### This notebook is supposed to compare returnsOpenNextMktres10 with returnsOpenPrevMktres10.

In [None]:
from datetime import date
import numpy as np
import pandas as pd
from kaggle.competitions import twosigmanews
import gc
pd.options.display.max_rows = 999
(market_train_df, _) = twosigmanews.make_env().get_training_data()
market_train_df.time = market_train_df.time.dt.date
columns = ['time',
           'assetCode',
           'assetName',
           'returnsOpenPrevMktres10',
           'returnsOpenNextMktres10']
market_train_df = market_train_df[columns]
gc.collect();
dates = market_train_df[['time']].drop_duplicates().sort_values(by='time').reset_index(drop=True)
dates['timeNext'] = dates.time.shift(-11)
market_train_df['timeNext'] = market_train_df.merge(dates,
                                                    on = 'time',
                                                    how = 'left')['timeNext']
dates['timePrev'] = dates.time.shift(11)
market_train_df['timePrev'] = market_train_df.merge(dates,
                                                    on = 'time',
                                                    how = 'left')['timePrev']
market_train_df['returnsOpenPrevMktres10_shifted'] = market_train_df.merge(market_train_df,
                                                                           left_on = ['timeNext', 'assetCode'],
                                                                           right_on = ['time', 'assetCode'],
                                                                           how = 'left',
                                                                           suffixes = ('', '_1'))['returnsOpenPrevMktres10_1']

market_train_df['returnsOpenNextMktres10_shifted'] = market_train_df.merge(market_train_df,
                                                                           left_on = ['timePrev', 'assetCode'],
                                                                           right_on = ['time', 'assetCode'],
                                                                           how = 'left',
                                                                           suffixes = ('', '_2'))['returnsOpenNextMktres10_2']

**2 columns were added to the initial dataset:**

*     *returnsOpenPrevMktres10_shifted* shows what *returnsOpenPrevMktres10* for this particular asset was 10 days after current date (so, this column should be compared with *returnsOpenNextMktres10*);
*     *returnsOpenNextMktres10_shifted* shows what *returnsOpenNextMktres10* for this particular asset was predicted 10 days before current date (this column should be compared with *returnsOpenPrevMktres10*).




The only case of market-residualized returns mismatch I see is Cisco Systems Inc, summer 2016.
For instance, on June 21, 2016, we estimated, that residualized return 10 days later would be 0,056966. But 10 days later, on July 7, 2016, we got -0,006932. The same mismatch is observed until August 2, 2016.


For all other assets returnsOpenPrevMktres10 and returnsOpenNextMktres10 are equal (with regard of 10-days lag, of course).



In [None]:
mask1 = np.isclose(market_train_df.dropna()['returnsOpenPrevMktres10'],
                   market_train_df.dropna()['returnsOpenNextMktres10_shifted'], 
                   rtol=1e-8, atol=1e-12)

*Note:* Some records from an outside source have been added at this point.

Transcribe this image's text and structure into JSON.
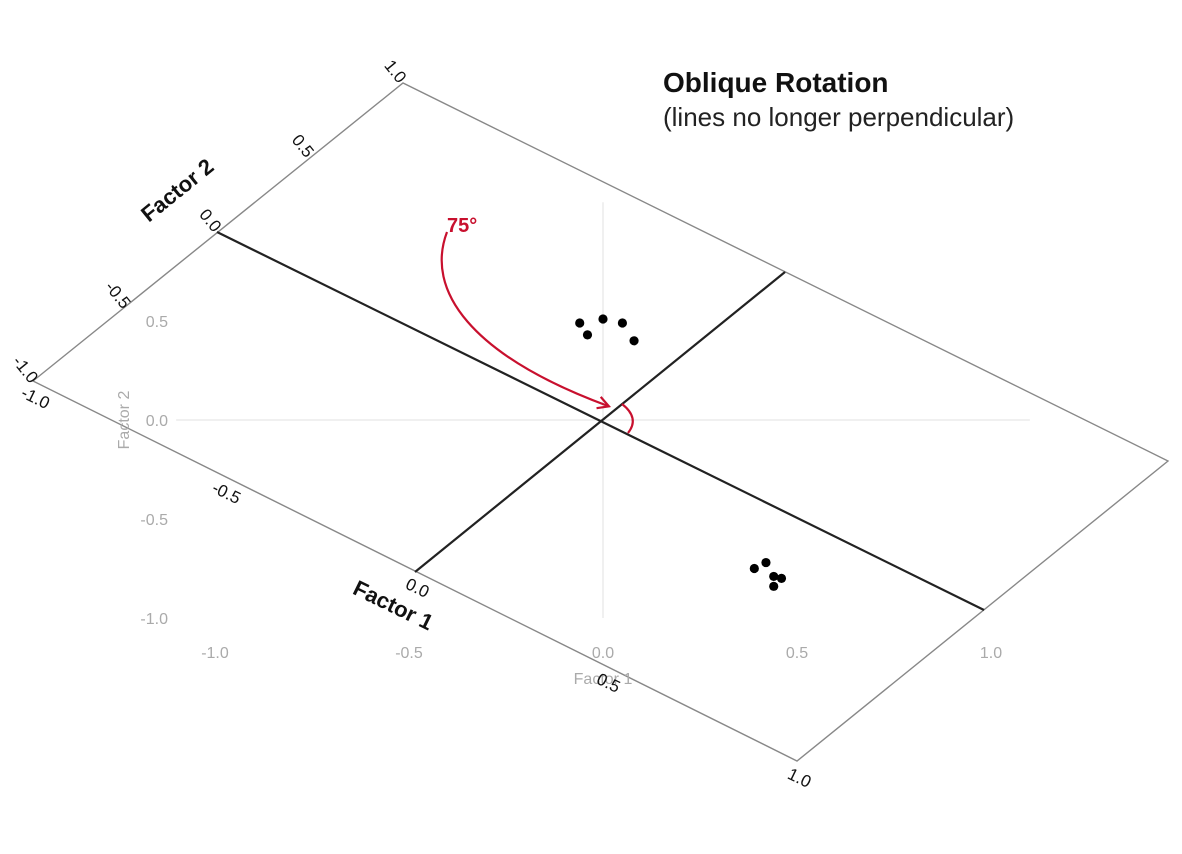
{
  "title": "Oblique Rotation",
  "subtitle": "(lines no longer perpendicular)",
  "colors": {
    "accent": "#c8102e",
    "axis": "#222222",
    "grid": "#bbbbbb",
    "frame": "#888888",
    "points": "#000000"
  },
  "chart_data": {
    "type": "scatter",
    "title": "Oblique Rotation",
    "subtitle": "(lines no longer perpendicular)",
    "xlabel": "Factor 1",
    "ylabel": "Factor 2",
    "xlim": [
      -1.0,
      1.0
    ],
    "ylim": [
      -1.0,
      1.0
    ],
    "grid": false,
    "x_ticks": [
      "-1.0",
      "-0.5",
      "0.0",
      "0.5",
      "1.0"
    ],
    "y_ticks": [
      "-1.0",
      "-0.5",
      "0.0",
      "0.5"
    ],
    "x_ticks_values": [
      -1.0,
      -0.5,
      0.0,
      0.5,
      1.0
    ],
    "y_ticks_values": [
      -1.0,
      -0.5,
      0.0,
      0.5
    ],
    "series": [
      {
        "color": "#000000",
        "points": [
          {
            "x": 0.39,
            "y": -0.75
          },
          {
            "x": 0.42,
            "y": -0.72
          },
          {
            "x": 0.44,
            "y": -0.79
          },
          {
            "x": 0.46,
            "y": -0.8
          },
          {
            "x": 0.44,
            "y": -0.84
          },
          {
            "x": -0.04,
            "y": 0.43
          },
          {
            "x": -0.06,
            "y": 0.49
          },
          {
            "x": 0.0,
            "y": 0.51
          },
          {
            "x": 0.05,
            "y": 0.49
          },
          {
            "x": 0.08,
            "y": 0.4
          }
        ]
      }
    ],
    "rotated_axes": {
      "factor1": {
        "label": "Factor 1",
        "ticks": [
          "-1.0",
          "-0.5",
          "0.0",
          "0.5",
          "1.0"
        ],
        "tick_values": [
          -1.0,
          -0.5,
          0.0,
          0.5,
          1.0
        ]
      },
      "factor2": {
        "label": "Factor 2",
        "ticks": [
          "-1.0",
          "-0.5",
          "0.0",
          "0.5",
          "1.0"
        ],
        "tick_values": [
          -1.0,
          -0.5,
          0.0,
          0.5,
          1.0
        ]
      }
    },
    "angle_annotation": "75°"
  }
}
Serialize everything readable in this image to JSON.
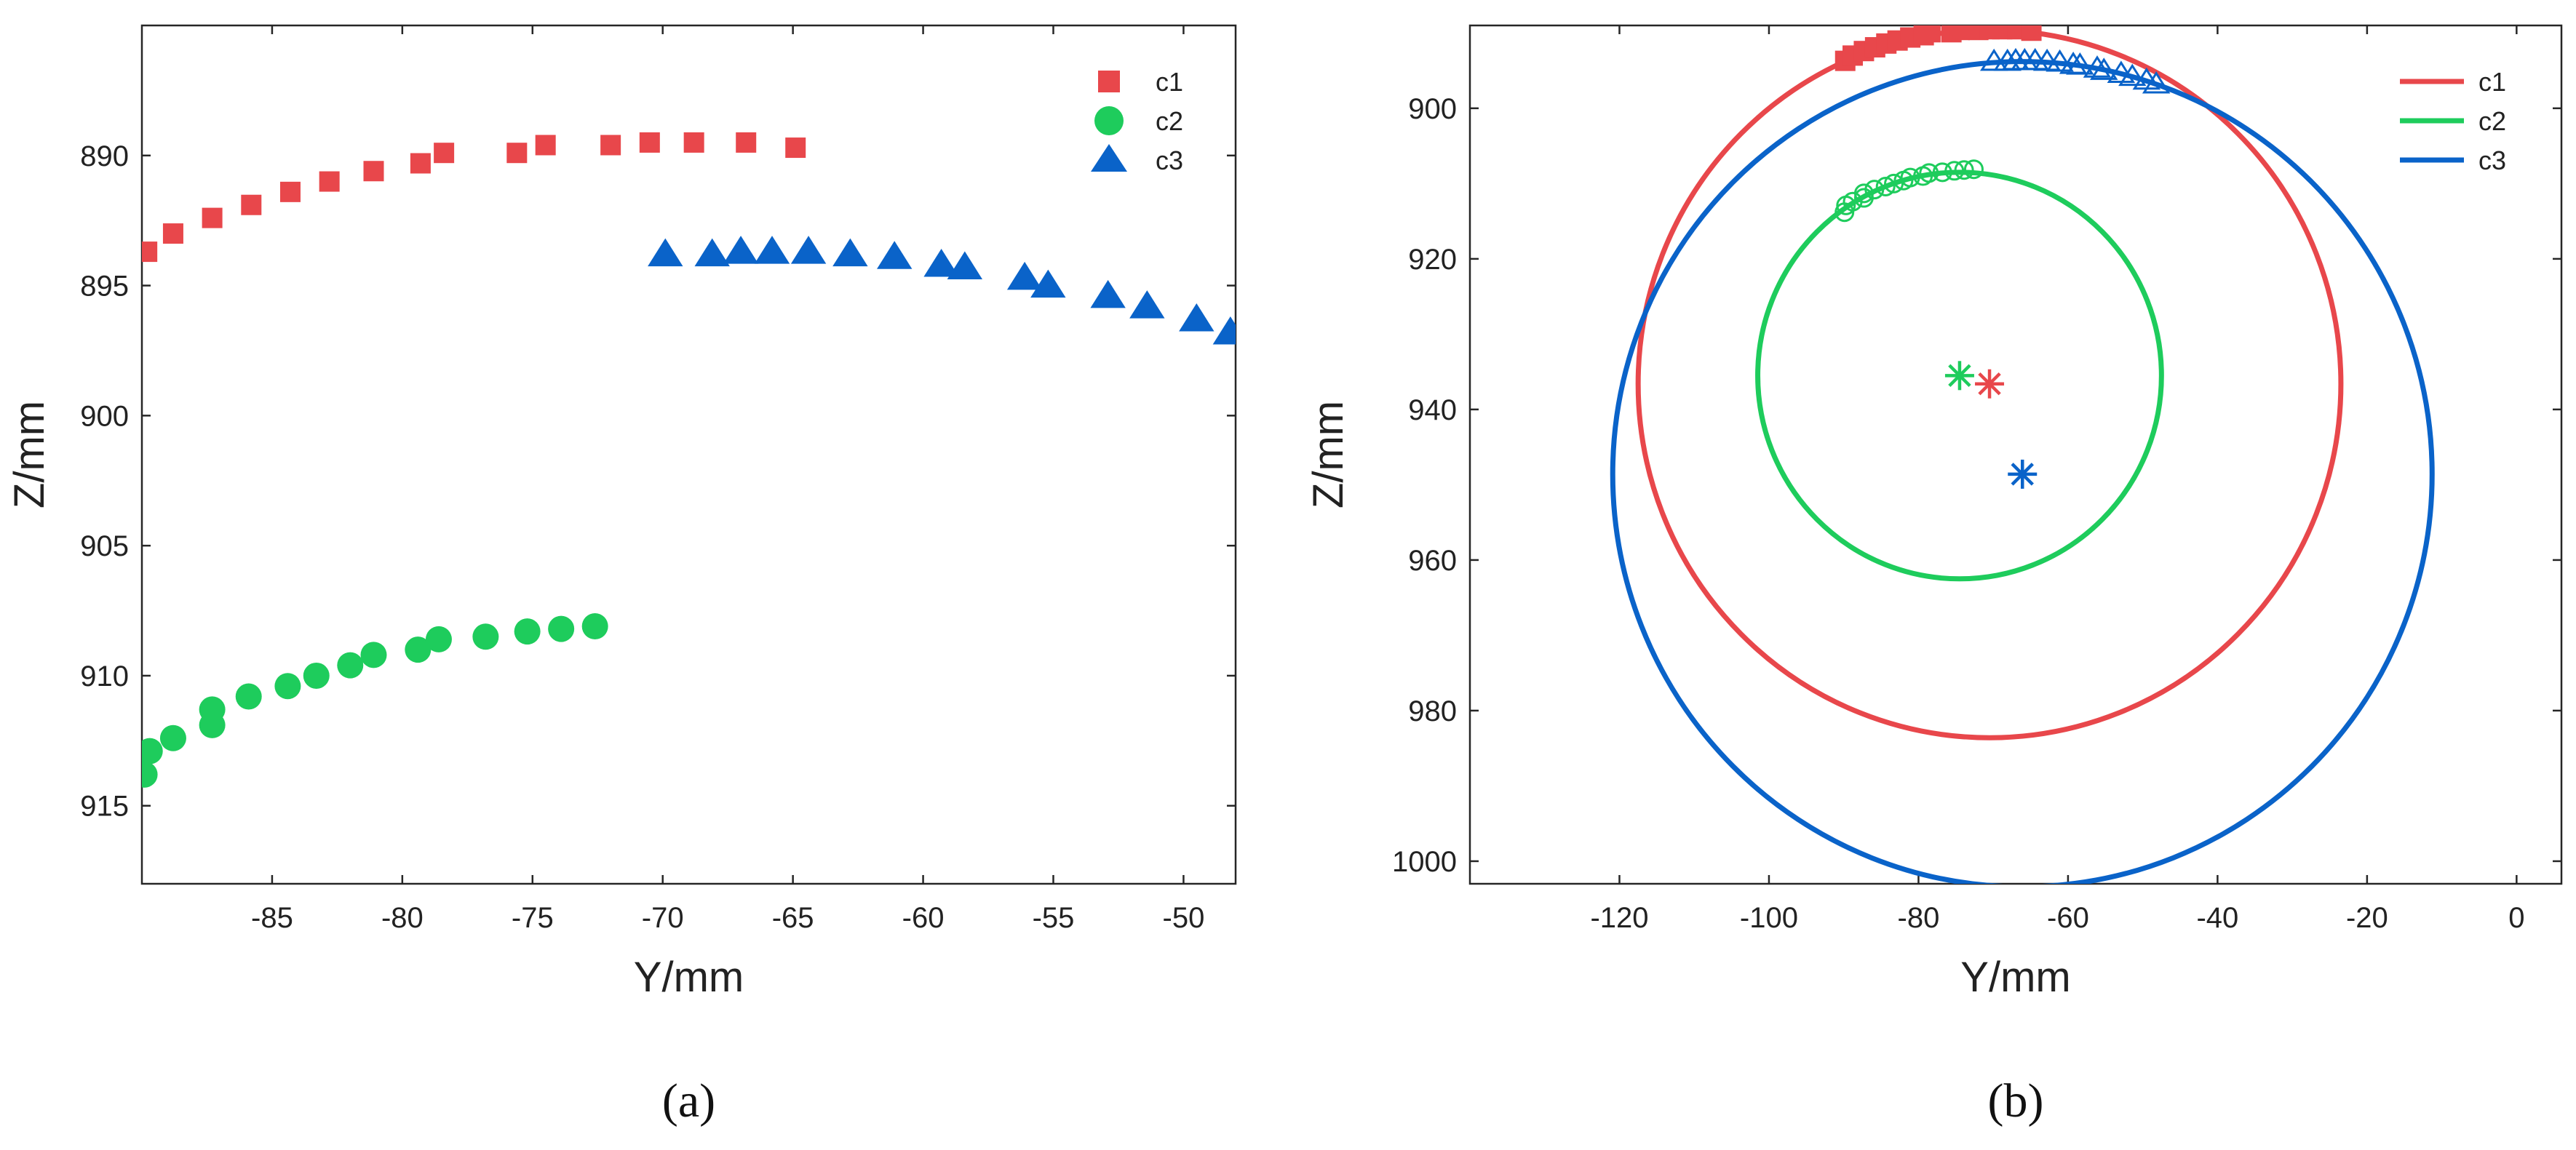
{
  "chart_data": [
    {
      "panel_label": "(a)",
      "type": "scatter",
      "xlabel": "Y/mm",
      "ylabel": "Z/mm",
      "xlim": [
        -90,
        -48
      ],
      "ylim": [
        918,
        885
      ],
      "y_reversed": true,
      "xticks": [
        -85,
        -80,
        -75,
        -70,
        -65,
        -60,
        -55,
        -50
      ],
      "yticks": [
        890,
        895,
        900,
        905,
        910,
        915
      ],
      "grid": false,
      "legend_position": "top-right",
      "series": [
        {
          "name": "c1",
          "marker": "square",
          "color": "#E8474B",
          "x": [
            -89.8,
            -88.8,
            -87.3,
            -85.8,
            -84.3,
            -82.8,
            -81.1,
            -79.3,
            -78.4,
            -75.6,
            -74.5,
            -72.0,
            -70.5,
            -68.8,
            -66.8,
            -64.9
          ],
          "y": [
            893.7,
            893.0,
            892.4,
            891.9,
            891.4,
            891.0,
            890.6,
            890.3,
            889.9,
            889.9,
            889.6,
            889.6,
            889.5,
            889.5,
            889.5,
            889.7
          ]
        },
        {
          "name": "c2",
          "marker": "circle",
          "color": "#1ECC5C",
          "x": [
            -89.9,
            -89.7,
            -88.8,
            -87.3,
            -87.3,
            -85.9,
            -84.4,
            -83.3,
            -82.0,
            -81.1,
            -79.4,
            -78.6,
            -76.8,
            -75.2,
            -73.9,
            -72.6
          ],
          "y": [
            913.8,
            912.9,
            912.4,
            911.9,
            911.3,
            910.8,
            910.4,
            910.0,
            909.6,
            909.2,
            909.0,
            908.6,
            908.5,
            908.3,
            908.2,
            908.1
          ]
        },
        {
          "name": "c3",
          "marker": "triangle",
          "color": "#0A63C9",
          "x": [
            -69.9,
            -68.1,
            -67.0,
            -65.8,
            -64.4,
            -62.8,
            -61.1,
            -59.3,
            -58.4,
            -56.1,
            -55.2,
            -52.9,
            -51.4,
            -49.5,
            -48.2
          ],
          "y": [
            893.8,
            893.8,
            893.7,
            893.7,
            893.7,
            893.8,
            893.9,
            894.2,
            894.3,
            894.7,
            895.0,
            895.4,
            895.8,
            896.3,
            896.8
          ]
        }
      ]
    },
    {
      "panel_label": "(b)",
      "type": "line",
      "xlabel": "Y/mm",
      "ylabel": "Z/mm",
      "xlim": [
        -140,
        6
      ],
      "ylim": [
        1003,
        889
      ],
      "y_reversed": true,
      "xticks": [
        -120,
        -100,
        -80,
        -60,
        -40,
        -20,
        0
      ],
      "yticks": [
        900,
        920,
        940,
        960,
        980,
        1000
      ],
      "grid": false,
      "legend_position": "top-right",
      "series": [
        {
          "name": "c1",
          "color": "#E8474B",
          "marker": "square",
          "circle": {
            "center": [
              -70.5,
              936.6
            ],
            "radius": 47.0
          },
          "points_x": [
            -89.8,
            -88.8,
            -87.3,
            -85.8,
            -84.3,
            -82.8,
            -81.1,
            -79.3,
            -78.4,
            -75.6,
            -74.5,
            -72.0,
            -70.5,
            -68.8,
            -66.8,
            -64.9
          ],
          "points_y": [
            893.7,
            893.0,
            892.4,
            891.9,
            891.4,
            891.0,
            890.6,
            890.3,
            889.9,
            889.9,
            889.6,
            889.6,
            889.5,
            889.5,
            889.5,
            889.7
          ]
        },
        {
          "name": "c2",
          "color": "#1ECC5C",
          "marker": "circle-open",
          "circle": {
            "center": [
              -74.5,
              935.5
            ],
            "radius": 27.0
          },
          "points_x": [
            -89.9,
            -89.7,
            -88.8,
            -87.3,
            -87.3,
            -85.9,
            -84.4,
            -83.3,
            -82.0,
            -81.1,
            -79.4,
            -78.6,
            -76.8,
            -75.2,
            -73.9,
            -72.6
          ],
          "points_y": [
            913.8,
            912.9,
            912.4,
            911.9,
            911.3,
            910.8,
            910.4,
            910.0,
            909.6,
            909.2,
            909.0,
            908.6,
            908.5,
            908.3,
            908.2,
            908.1
          ]
        },
        {
          "name": "c3",
          "color": "#0A63C9",
          "marker": "triangle-open",
          "circle": {
            "center": [
              -66.1,
              948.6
            ],
            "radius": 54.8
          },
          "points_x": [
            -69.9,
            -68.1,
            -67.0,
            -65.8,
            -64.4,
            -62.8,
            -61.1,
            -59.3,
            -58.4,
            -56.1,
            -55.2,
            -52.9,
            -51.4,
            -49.5,
            -48.2
          ],
          "points_y": [
            893.8,
            893.8,
            893.7,
            893.7,
            893.7,
            893.8,
            893.9,
            894.2,
            894.3,
            894.7,
            895.0,
            895.4,
            895.8,
            896.3,
            896.8
          ]
        }
      ]
    }
  ]
}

market_train_df.dropna().loc[~mask1, ['time',
                                      'assetCode',
                                      'assetName',
                                      'returnsOpenPrevMktres10',
                                      'timePrev',
                                      'returnsOpenNextMktres10_shifted']]

* On August 3, 2016, there was no errors in our estimates of future residualized return.

In [None]:
market_train_df[(market_train_df.assetCode=='CSCO.O')&(market_train_df.time==date(2016,8,3))][['time',
                                                                                               'assetCode',
                                                                                               'assetName',
                                                                                               'returnsOpenNextMktres10',
                                                                                               'timeNext',
                                                                                               'returnsOpenPrevMktres10_shifted']]

In [None]:
mask2 = np.isclose(market_train_df.dropna()['returnsOpenNextMktres10'],
                   market_train_df.dropna()['returnsOpenPrevMktres10_shifted'], 
                   rtol=1e-8, atol=1e-12)

market_train_df.dropna().loc[~mask2, ['time',
                                      'assetCode',
                                      'assetName',
                                      'returnsOpenNextMktres10',
                                      'timeNext',
                                      'returnsOpenPrevMktres10_shifted']]

 I'm not sure whether this is important for the competition, but I'd be glad to discuss it with kagglers. 
### Maybe someone knows what is the reason of this mismatch?